The Obstacles Posed By Life

Reality has many obstacles to what the writer wishes right now.  I want to work, to purchase a laptop and to edit these memoirs their shape, but compared to read revisions of old victorious days, modern reality is so contrast a difference.  Reading back is nice motivation but to relay updated thoughts and unrealistic expectations here only seems a wasteful circular. 

One may even argue these memoirs were an unproductive, impractical loop inviting an atmosphere inclined to hopelessness, failure and depression.  But for years it has served a purpose, somehow. 

Keeping A Record Of Goals

Reality is so different however, its obstacles, many mine owned.  Many faults are had to correct notwithstanding before a streak more positive permits, and it starts not in daily submittals but in believing that it is in me to aspire for more than these walls and a forgotten, lost soul. 

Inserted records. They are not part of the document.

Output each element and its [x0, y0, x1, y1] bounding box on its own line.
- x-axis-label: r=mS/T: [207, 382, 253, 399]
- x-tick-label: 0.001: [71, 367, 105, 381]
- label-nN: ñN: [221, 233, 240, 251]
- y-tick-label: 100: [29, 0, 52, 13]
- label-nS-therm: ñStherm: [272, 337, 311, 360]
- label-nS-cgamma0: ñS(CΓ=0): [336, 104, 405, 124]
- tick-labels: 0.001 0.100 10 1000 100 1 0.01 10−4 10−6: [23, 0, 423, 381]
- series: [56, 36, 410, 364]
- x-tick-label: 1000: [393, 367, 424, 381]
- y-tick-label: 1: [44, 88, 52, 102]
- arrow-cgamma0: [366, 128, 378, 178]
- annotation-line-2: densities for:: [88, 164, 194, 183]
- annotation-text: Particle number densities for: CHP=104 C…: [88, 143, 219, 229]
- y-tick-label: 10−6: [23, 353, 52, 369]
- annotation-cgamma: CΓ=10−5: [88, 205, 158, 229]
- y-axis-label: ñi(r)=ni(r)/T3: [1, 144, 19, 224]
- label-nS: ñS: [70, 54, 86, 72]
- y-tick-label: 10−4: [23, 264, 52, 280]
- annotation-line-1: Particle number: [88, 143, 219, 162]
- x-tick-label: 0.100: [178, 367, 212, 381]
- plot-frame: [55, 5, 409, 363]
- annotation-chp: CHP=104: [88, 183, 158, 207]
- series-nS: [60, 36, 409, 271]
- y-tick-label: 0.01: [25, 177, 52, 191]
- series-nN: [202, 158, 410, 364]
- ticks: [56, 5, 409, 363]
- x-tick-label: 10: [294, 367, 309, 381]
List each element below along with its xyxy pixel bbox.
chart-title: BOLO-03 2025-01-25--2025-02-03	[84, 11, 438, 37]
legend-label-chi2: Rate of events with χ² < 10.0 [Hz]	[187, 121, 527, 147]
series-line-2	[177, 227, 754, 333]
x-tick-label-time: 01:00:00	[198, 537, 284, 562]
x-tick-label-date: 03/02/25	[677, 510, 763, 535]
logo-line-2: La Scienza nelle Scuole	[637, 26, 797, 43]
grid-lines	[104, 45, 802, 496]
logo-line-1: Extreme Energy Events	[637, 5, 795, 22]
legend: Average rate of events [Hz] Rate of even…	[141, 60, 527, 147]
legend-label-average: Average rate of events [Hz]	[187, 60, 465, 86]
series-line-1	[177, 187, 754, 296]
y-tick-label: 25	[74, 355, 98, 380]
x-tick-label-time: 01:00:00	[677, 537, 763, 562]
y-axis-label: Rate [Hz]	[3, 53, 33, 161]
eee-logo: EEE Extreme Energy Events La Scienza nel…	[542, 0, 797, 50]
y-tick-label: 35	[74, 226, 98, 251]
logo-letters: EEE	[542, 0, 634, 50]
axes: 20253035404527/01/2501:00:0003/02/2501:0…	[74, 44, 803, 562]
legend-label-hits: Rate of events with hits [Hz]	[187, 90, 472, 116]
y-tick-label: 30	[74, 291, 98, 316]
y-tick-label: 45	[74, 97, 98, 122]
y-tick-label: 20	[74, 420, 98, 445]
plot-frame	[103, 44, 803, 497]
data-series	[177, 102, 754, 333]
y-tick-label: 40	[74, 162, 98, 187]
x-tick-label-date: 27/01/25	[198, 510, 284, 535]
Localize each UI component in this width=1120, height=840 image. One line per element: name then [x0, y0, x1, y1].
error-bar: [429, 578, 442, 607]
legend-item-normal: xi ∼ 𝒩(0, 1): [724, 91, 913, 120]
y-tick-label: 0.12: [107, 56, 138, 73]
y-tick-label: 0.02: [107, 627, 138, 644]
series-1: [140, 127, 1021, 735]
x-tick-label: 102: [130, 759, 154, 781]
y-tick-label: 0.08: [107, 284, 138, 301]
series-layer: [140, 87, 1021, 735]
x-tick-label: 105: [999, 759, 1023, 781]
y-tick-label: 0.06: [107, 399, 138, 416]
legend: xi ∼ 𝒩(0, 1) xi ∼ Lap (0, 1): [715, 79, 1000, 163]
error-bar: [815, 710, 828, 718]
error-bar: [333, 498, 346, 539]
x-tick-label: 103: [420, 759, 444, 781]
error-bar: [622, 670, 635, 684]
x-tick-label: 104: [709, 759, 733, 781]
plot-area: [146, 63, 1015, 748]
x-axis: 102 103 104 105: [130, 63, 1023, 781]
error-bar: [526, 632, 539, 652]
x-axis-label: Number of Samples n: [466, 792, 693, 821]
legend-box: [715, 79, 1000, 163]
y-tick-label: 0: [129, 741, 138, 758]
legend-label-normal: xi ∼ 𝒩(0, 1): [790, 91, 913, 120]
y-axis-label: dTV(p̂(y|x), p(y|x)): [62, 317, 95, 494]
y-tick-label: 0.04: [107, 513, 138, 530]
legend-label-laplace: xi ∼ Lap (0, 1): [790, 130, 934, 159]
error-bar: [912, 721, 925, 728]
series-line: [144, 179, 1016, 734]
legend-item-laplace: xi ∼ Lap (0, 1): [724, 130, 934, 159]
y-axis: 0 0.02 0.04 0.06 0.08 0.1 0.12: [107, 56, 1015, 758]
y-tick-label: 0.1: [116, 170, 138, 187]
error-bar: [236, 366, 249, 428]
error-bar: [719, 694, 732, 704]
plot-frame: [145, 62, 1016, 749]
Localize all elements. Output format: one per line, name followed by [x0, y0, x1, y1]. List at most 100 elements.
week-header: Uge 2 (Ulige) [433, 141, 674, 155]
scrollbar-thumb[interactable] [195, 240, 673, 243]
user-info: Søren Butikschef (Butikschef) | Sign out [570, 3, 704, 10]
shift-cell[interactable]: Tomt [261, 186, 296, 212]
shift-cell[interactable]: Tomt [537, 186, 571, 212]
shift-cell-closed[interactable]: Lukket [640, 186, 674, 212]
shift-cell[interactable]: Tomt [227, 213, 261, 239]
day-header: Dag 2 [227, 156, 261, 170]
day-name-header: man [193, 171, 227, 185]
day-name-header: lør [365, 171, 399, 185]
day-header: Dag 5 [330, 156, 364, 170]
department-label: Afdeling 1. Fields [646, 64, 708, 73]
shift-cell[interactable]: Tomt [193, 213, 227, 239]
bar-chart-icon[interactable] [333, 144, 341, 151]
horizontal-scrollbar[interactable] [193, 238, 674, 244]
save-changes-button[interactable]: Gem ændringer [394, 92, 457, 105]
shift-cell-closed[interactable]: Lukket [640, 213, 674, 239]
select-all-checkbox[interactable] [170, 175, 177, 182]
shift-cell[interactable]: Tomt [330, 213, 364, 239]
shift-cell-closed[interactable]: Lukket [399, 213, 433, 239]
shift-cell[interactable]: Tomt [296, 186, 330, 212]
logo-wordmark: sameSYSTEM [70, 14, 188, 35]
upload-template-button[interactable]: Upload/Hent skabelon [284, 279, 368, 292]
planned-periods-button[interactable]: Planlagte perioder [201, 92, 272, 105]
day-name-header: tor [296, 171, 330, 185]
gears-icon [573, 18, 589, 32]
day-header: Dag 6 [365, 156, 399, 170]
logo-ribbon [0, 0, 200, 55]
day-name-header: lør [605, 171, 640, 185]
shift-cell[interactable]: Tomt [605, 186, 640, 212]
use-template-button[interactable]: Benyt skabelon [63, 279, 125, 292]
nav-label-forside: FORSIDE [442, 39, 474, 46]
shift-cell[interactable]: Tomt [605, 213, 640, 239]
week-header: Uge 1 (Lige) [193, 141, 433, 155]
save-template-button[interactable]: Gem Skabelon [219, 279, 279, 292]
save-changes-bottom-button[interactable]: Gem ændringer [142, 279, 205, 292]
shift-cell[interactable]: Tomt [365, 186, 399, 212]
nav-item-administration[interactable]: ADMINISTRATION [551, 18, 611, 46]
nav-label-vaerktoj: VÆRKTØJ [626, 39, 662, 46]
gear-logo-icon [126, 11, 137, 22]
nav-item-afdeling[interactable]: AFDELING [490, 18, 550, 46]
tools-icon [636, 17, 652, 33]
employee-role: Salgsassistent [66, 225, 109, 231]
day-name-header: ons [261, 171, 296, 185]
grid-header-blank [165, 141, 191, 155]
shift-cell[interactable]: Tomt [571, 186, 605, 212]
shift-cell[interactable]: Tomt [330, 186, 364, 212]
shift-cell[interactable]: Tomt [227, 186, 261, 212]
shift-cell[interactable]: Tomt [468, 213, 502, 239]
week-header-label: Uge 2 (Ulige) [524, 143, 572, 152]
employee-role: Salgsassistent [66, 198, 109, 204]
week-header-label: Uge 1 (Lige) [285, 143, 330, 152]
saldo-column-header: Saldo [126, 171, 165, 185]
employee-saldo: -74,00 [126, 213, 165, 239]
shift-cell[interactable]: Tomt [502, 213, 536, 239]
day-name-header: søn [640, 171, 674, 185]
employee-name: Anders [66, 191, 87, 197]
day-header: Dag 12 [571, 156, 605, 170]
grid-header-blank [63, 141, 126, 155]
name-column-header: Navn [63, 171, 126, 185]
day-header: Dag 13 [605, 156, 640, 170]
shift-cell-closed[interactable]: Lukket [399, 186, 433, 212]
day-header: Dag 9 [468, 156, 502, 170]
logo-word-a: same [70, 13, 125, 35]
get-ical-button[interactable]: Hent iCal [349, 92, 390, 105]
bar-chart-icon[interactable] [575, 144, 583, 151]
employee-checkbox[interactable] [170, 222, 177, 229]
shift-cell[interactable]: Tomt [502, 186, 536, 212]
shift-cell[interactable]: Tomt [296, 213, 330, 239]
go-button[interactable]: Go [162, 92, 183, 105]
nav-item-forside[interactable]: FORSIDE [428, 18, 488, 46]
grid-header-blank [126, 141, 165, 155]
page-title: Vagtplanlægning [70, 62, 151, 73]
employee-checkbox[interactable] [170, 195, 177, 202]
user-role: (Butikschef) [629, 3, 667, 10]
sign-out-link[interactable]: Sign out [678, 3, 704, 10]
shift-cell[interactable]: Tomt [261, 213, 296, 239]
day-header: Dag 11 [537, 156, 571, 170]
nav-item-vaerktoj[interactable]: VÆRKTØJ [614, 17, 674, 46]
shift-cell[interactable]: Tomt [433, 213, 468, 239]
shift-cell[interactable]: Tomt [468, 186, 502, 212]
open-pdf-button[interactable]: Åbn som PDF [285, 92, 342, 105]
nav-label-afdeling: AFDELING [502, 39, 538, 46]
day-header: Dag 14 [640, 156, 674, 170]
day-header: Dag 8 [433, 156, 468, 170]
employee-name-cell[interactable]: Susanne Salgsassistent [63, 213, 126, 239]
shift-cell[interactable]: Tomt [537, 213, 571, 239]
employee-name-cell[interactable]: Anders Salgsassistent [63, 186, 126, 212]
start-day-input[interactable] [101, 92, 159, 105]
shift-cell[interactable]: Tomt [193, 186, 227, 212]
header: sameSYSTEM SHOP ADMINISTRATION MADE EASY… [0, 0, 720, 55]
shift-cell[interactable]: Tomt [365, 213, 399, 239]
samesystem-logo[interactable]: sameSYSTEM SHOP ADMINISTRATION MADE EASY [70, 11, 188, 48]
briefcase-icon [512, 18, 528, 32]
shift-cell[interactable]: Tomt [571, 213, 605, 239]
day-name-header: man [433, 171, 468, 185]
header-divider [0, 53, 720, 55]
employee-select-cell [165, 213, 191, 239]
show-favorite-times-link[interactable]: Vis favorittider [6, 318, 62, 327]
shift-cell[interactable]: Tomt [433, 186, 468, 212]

I have to overcome mental obstacles like apathy and the obstacle of being abandoned poor.  I have to stop reliance and start a path to self-esteem.  While it seems silly to think of writing an agenda or keeping to a budget, it may just save me from yet more deprived despair. 

Reading Back On The Lost Years

Television and computer games are my happy mediums, but soon, defeatist complacency will change.  As for now, reading back on the lost years episodes of my memoirs proves for some mediocre culture to bide time.  So we leave on this note, until next we meet.

Observing one last opinion before the pillow meets my head; the days of the lost years were very practical a happy bliss.  A common theme back in those days used to be my married relationship because it was the center of my world, which made me a better person.  I noticed when reading back my vacant-minded easygoing nature and the way in which my memoirs were written, in days where the writer conscience was not even established in me. 

My memoirs back then used to be an enriching accessory, a fated choice that characterized depth before its distinct apparatus overwhelmed me.  Now my memoirs – though consoling – seem more however like a distraction.  It is these failures that keep me in two minds about its time-concocted art. 

Motivation To Write Has Changed

Anyway, my point in relation to the lost years days is that it would be an uphill ridiculous for me to rally any sort of motivation to my cause for the simple fact that it is too little, too late.  I still had a chance back then to motivate my way back to how it was but nowadays the leap is a league, spent on little faith to talk the talk and follow through.  My last paragraph attempts it, but upon reading back on an era golden in the lost years, there are stark differences and a wider gap. 

Anyway, while the chance is neither as great nor my element as indicative, it is possible to pull myself from out of this mess.  But self-faith is a lot harder to achieve now than past convinced surety. 

When life fell into my lap there was no need for a motivator. 

But happy days are over now, and this is as real as it is. 

So either the endurance is within me to struggle or else there is no struggle left in me, and all my days are lost in contrite endings, ending so and so with never freshness to begin.